Можно будет начинать снова, как будто ничего не случилось. Более того: можно будет отыграться за месяцы карантинов, ограничений и страха. Мир ждет потребительский и инвестиционный бум. Дополнительный стимул к развитию получат здравоохранение и фармпромышленность; дополнительные гранты — исследователи-иммунологи. Мир станет значительно более «он-лайновым»: попробовав и привыкнув, на порядок больше людей будет работать из дома, делать покупки, заключать сделки и организовывать переговоры в интернете. Настанет время великих поглощений: онлайн-сервисы, только упрочившие свои позиции за время карантинов, будут поглощать те оффлайны, в которых еще будет value.

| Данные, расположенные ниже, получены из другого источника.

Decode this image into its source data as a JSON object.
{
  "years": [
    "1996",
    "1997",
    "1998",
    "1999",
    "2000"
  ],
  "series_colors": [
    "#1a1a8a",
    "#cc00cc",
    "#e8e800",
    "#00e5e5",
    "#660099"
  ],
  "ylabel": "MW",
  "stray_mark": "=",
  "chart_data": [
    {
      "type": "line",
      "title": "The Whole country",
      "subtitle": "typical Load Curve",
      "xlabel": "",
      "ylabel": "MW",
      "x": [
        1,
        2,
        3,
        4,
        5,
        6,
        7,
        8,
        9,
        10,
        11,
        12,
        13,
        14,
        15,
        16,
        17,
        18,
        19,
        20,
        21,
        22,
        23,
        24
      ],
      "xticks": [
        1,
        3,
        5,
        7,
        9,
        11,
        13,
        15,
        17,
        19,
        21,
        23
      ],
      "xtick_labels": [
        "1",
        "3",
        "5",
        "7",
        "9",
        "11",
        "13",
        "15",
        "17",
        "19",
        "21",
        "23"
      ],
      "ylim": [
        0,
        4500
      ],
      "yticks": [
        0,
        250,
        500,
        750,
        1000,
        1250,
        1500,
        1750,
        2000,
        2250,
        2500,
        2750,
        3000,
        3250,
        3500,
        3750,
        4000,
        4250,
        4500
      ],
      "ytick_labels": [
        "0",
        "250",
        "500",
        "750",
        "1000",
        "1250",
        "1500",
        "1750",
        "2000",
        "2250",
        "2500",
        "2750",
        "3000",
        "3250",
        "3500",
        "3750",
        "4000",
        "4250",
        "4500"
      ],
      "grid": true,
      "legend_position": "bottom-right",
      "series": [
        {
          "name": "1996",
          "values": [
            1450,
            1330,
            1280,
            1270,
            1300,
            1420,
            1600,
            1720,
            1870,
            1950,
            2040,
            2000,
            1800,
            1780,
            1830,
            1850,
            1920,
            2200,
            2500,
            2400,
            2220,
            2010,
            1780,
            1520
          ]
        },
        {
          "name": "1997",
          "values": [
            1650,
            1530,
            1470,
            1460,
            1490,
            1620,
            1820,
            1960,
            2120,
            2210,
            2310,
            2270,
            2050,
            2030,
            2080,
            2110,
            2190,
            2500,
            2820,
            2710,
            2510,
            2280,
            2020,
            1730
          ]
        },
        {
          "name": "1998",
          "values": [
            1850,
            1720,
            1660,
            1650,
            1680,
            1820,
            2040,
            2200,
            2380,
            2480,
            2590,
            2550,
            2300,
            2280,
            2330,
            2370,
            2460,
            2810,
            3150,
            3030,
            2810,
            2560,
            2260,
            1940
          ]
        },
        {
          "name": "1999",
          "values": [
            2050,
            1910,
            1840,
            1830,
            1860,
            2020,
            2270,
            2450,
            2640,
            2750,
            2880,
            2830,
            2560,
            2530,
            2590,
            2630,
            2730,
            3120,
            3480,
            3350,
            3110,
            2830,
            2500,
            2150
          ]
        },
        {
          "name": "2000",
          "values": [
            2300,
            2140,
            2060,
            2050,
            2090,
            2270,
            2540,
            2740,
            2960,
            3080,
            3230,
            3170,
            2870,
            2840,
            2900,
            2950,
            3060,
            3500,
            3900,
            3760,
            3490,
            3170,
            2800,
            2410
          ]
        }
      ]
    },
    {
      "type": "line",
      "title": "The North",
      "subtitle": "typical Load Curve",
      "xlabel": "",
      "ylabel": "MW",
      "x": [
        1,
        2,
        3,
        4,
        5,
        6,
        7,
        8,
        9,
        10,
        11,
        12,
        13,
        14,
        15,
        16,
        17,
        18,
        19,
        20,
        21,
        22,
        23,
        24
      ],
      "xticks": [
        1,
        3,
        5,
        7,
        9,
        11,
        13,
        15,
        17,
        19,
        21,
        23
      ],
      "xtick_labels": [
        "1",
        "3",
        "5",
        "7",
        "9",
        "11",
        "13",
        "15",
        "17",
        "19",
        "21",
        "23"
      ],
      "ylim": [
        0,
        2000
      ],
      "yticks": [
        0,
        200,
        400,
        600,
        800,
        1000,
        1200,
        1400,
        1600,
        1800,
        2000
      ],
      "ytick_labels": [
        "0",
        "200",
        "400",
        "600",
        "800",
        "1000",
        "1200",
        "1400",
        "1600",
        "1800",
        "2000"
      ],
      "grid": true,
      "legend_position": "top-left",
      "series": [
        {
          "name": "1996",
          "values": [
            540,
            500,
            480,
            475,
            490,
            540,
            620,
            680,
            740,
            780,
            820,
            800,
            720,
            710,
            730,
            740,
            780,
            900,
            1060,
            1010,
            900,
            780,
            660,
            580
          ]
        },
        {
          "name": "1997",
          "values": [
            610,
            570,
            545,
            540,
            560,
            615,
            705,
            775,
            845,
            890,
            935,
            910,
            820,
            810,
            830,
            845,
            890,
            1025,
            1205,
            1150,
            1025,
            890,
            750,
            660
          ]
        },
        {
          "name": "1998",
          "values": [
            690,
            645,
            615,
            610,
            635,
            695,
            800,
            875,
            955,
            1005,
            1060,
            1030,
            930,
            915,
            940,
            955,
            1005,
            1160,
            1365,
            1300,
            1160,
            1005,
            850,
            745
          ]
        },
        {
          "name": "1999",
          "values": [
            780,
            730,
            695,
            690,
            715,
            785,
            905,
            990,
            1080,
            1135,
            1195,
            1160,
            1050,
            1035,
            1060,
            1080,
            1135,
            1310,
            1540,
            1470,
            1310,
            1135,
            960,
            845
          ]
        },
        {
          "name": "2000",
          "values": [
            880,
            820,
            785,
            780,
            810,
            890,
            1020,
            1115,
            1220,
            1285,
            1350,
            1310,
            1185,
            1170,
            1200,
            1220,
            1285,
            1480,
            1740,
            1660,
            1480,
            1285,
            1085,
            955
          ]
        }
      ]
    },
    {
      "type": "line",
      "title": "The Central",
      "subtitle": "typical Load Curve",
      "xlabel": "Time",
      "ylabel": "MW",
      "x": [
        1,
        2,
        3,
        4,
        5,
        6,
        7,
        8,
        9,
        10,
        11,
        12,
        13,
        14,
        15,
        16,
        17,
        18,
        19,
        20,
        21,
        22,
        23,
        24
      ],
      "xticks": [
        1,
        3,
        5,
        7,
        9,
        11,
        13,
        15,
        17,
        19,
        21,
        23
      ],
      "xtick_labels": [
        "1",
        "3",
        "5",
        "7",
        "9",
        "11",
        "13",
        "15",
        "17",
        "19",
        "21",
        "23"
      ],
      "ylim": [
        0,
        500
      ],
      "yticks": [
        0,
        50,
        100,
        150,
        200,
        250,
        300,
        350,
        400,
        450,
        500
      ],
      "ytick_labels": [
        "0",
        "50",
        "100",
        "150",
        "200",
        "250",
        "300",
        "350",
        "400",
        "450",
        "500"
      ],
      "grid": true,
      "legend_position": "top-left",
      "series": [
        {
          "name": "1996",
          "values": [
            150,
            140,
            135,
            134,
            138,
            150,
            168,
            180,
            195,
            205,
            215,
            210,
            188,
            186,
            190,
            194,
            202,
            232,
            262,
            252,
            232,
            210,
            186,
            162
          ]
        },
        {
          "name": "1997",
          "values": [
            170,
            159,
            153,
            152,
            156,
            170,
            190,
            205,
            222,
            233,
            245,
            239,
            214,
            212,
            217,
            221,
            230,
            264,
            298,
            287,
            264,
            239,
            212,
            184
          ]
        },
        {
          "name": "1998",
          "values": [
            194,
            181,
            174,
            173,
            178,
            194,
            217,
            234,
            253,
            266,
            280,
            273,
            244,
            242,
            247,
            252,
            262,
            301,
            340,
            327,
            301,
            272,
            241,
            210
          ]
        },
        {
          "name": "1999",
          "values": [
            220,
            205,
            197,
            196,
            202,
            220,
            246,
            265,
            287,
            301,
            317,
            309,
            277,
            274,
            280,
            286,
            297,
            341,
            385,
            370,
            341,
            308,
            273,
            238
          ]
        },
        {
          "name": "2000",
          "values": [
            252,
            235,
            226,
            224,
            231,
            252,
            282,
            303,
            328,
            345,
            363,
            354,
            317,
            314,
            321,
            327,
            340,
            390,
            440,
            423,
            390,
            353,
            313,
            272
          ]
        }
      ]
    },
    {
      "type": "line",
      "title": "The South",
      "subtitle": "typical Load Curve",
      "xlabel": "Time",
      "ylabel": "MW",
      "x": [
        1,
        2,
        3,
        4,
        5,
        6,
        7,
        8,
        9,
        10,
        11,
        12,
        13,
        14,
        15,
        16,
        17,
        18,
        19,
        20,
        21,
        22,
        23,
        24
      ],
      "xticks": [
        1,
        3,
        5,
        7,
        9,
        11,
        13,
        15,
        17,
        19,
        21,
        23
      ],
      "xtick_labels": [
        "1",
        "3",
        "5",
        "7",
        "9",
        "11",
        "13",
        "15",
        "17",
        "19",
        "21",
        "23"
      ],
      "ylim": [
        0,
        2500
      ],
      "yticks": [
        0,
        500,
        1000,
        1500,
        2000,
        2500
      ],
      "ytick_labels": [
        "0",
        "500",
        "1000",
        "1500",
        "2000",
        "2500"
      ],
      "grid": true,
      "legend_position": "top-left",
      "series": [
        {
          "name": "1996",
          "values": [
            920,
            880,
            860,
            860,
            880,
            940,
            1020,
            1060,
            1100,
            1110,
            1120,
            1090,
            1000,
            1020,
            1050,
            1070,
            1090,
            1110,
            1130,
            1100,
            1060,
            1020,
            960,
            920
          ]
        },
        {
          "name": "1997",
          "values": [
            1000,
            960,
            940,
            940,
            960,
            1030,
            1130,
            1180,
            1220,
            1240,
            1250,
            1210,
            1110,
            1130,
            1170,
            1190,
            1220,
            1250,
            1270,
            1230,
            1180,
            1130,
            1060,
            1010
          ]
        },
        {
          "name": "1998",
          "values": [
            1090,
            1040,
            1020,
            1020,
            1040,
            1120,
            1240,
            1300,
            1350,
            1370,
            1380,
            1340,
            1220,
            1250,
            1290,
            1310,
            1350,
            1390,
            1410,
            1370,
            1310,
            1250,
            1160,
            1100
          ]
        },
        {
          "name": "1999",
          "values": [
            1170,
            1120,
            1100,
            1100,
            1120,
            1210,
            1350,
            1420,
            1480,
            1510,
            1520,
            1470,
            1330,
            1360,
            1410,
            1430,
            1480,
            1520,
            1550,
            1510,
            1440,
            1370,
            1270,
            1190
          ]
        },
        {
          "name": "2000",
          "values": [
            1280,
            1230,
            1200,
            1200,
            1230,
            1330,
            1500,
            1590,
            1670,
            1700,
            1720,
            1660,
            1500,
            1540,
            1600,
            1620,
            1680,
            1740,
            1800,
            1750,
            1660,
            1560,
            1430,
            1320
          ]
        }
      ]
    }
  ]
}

Государства потратят большие средства на совершенствование систем слежения и тестирования (они всегда учатся именно так, из всех полезных практик выбирая для закрепления те, которые направлены на ограничения и регулирование), на национализацию и локализацию критически важных отраслей, на построение систем реагирования на глобальные кризисы нового рода — «эпидемические». Оппозиционные партии, конечно, будут активно протестовать; но в мире останется сильно меньше тех, кто поддерживает «свободу частной жизни», и сильно больше тех, кто не хочет умереть из-за безалаберности других.

Границы, прописки, регистрации, которые уже было стали терять свой сакральный смысл, снова станут важным элементом нашей жизни. Созданная один раз государственная система не сможет перестать работать, и нам придется привыкать, покупая билеты на самолет, проверять: принимает ли сегодня пункт назначения путешественников, которые в последние две недели побывали там, где побывали мы?

После победы в мире останется огромное количество денег, вброшенных государствами в экономику в процессе «войны». Это будет означать бурный рост стоимости многих видов активов, повышенную инфляцию и (как ни парадоксально) постепенное сокращение долгового пузыря — ставки наверняка будут отрицательными в течение долгого времени. Через год-два после окончания эпидемии может наступить период долгосрочного роста стоимости акций и период стагнации долговых рынков: отрицательные ставки никому не интересны, денег много, экономика растет.

Впрочем, не стоит загадывать. Текущая пандемия — не последний черный лебедь в истории человечества. Даже, возможно, в ближайшем будущем.